Del Bino G, Bruno S, Yi P N, Darzynkiewicz Z
Cancer Research Institute, New York Medical College, Valhalla 10523.
Cell Prolif. 1992 Nov;25(6):537-48. doi: 10.1111/j.1365-2184.1992.tb01458.x.
We have previously observed that the DNA topoisomerase I inhibitor camptothecin (CAM), or DNA topoisomerase II inhibitors teniposide (TEN) and amsacrine (m-AMSA) trigger endonucleolytic activity in myelogenous (HL-60 or KG1), but not lymphocytic (MOLT-4) leukaemic cell lines. DNA degradation and other signs of apoptotic death were seen as early as 2-4 h after cell exposure to these inhibitors. Cells replicating DNA (S phase) were selectively sensitive whereas cells in G1 were resistant; the sensitivity of G2 or M cells could not be assessed in these studies. The present studies were aimed at revealing whether DNA repair replication induced by ionizing radiation can sensitize the cells, and to probe the sensitivity of cells arrested in G2 or M, to these inhibitors. The data show that gamma-irradiation (0.5-15 Gy) of HL-60 cells does not alter their pattern of sensitivity, i.e. G1 cells, although engaged in DNA repair replication, still remain resistant to CAM compared with the S phase cells. Likewise, irradiation of MOLT-4 cells also does not render them sensitive to either CAM or TEN, regardless of their position in the cell cycle. Irradiation, however, by slowing the rate of cell progression through S, increased the proportion of S phase cells, and thus made the whole cell population more sensitive to CAM. HL-60 cells arrested in G2 either by irradiation or treatments with Hoechst 33342 or doxorubicin appear to be more resistant to CAM relative to S phase cells. Also resistant are cells arrested in M by vinblastine. The data suggest that some factor(s) exist exclusively in S phase cells, which precondition them to respond to the inhibitors of DNA topoisomerases by rapid activation of endogenous nuclease(s) and subsequent death by apoptosis. HL-60 cells in G1, G2 or M, or MOLT-4 cells, regardless of the phase of the cycle, appear to be protected from such a mechanism, and even induction of DNA repair replication cannot initiate DNA degradation in response to DNA topoisomerase inhibitors. These data, together with the evidence in the literature that topoisomerase I may be involved in DNA repair, suggest that a combination of these inhibitors with treatments that synchronize cells in the S phase and/or recruit quiescent cells to proliferation, including radiation, may be of value in the clinic.

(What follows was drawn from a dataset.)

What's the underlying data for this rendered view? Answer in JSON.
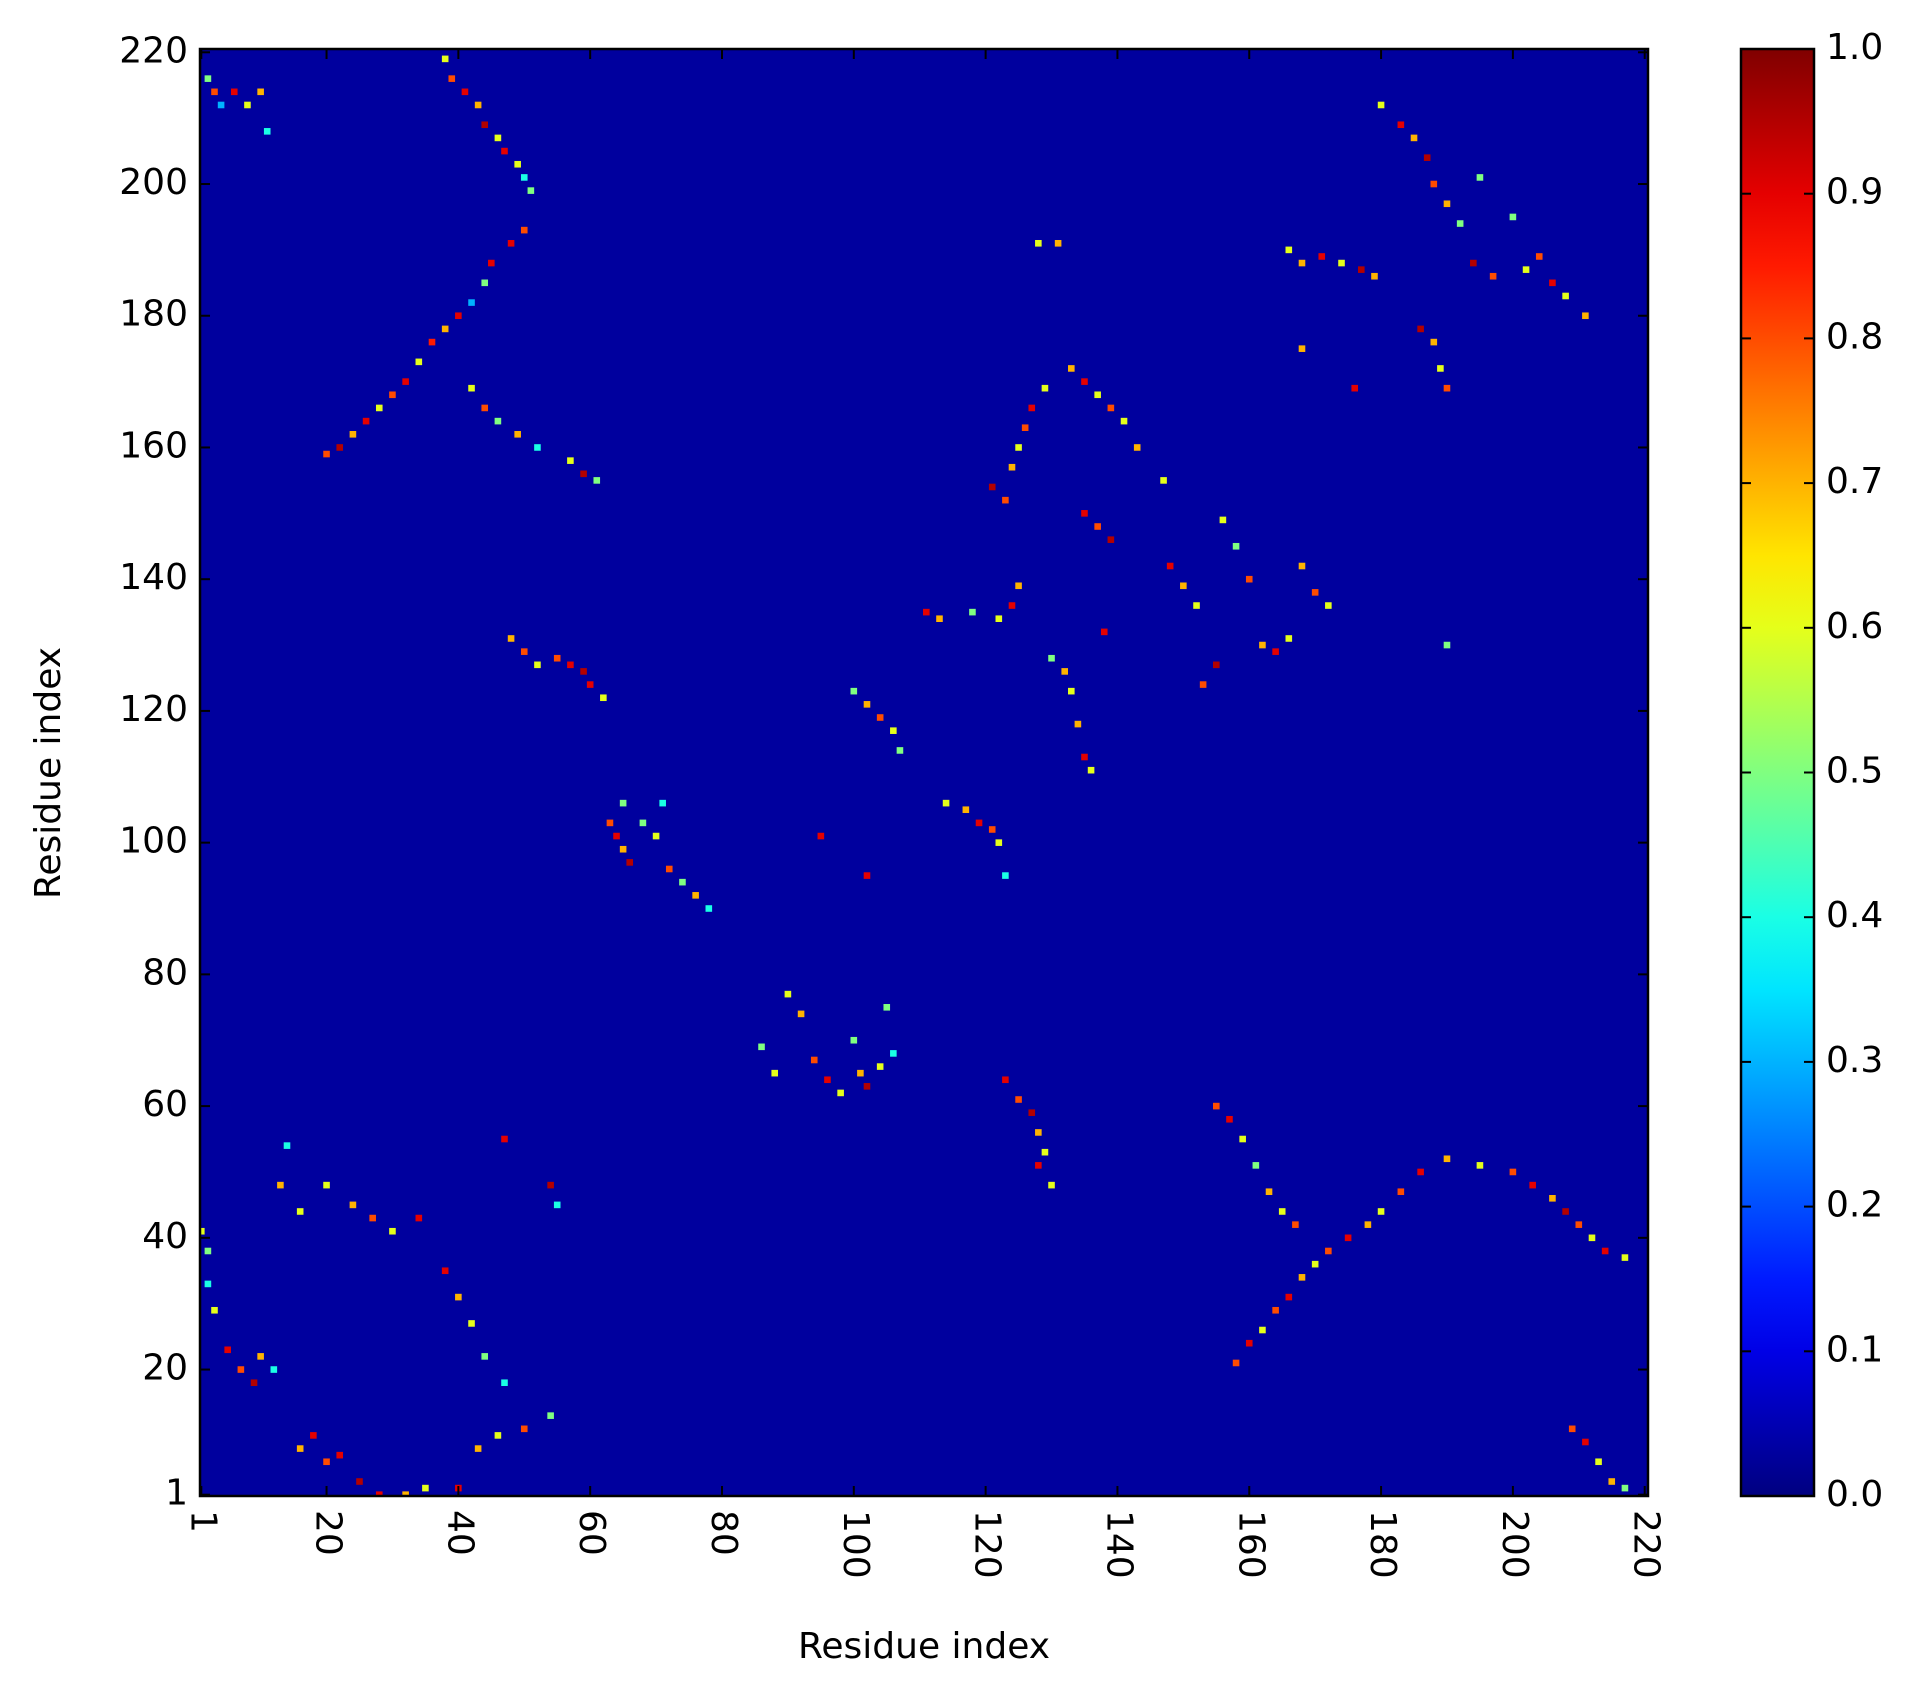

我们之前观察到,DNA拓扑异构酶I抑制剂喜树碱(CAM)或DNA拓扑异构酶II抑制剂替尼泊苷(TEN)和安吖啶(m-AMSA)可在髓源性白血病细胞系(HL-60或KG1)中引发核酸内切酶活性,但在淋巴细胞白血病细胞系(MOLT-4)中则不会。早在细胞接触这些抑制剂后2-4小时,就可观察到DNA降解及其他凋亡死亡迹象。正在复制DNA的细胞(S期)具有选择性敏感性,而G1期细胞则具有抗性;在这些研究中无法评估G2期或M期细胞的敏感性。本研究旨在揭示电离辐射诱导的DNA修复复制是否会使细胞敏感,以及探究停滞在G2期或M期的细胞对这些抑制剂的敏感性。数据表明,对HL-60细胞进行γ射线照射(0.5-15 Gy)不会改变其敏感性模式,即G1期细胞尽管参与DNA修复复制,但与S期细胞相比,对CAM仍具有抗性。同样,对MOLT-4细胞进行照射也不会使其对CAM或TEN敏感,无论它们在细胞周期中的位置如何。然而,照射通过减缓细胞通过S期的进程,增加了S期细胞的比例,从而使整个细胞群体对CAM更敏感。通过照射或用Hoechst 33342或阿霉素处理而停滞在G2期的HL-60细胞相对于S期细胞似乎对CAM更具抗性。被长春碱阻滞在M期的细胞也具有抗性。数据表明,某些因素仅存在于S期细胞中,这些因素使它们通过快速激活内源性核酸酶并随后凋亡死亡来对DNA拓扑异构酶抑制剂作出反应。处于G1期、G2期或M期的HL-60细胞,或MOLT-4细胞,无论处于细胞周期的哪个阶段,似乎都受到这种机制的保护,即使诱导DNA修复复制也无法引发对DNA拓扑异构酶抑制剂的DNA降解反应。这些数据,连同文献中关于拓扑异构酶I可能参与DNA修复的证据,表明这些抑制剂与使细胞同步于S期和/或促使静止细胞增殖的处理方法(包括辐射)联合使用,可能在临床上具有价值。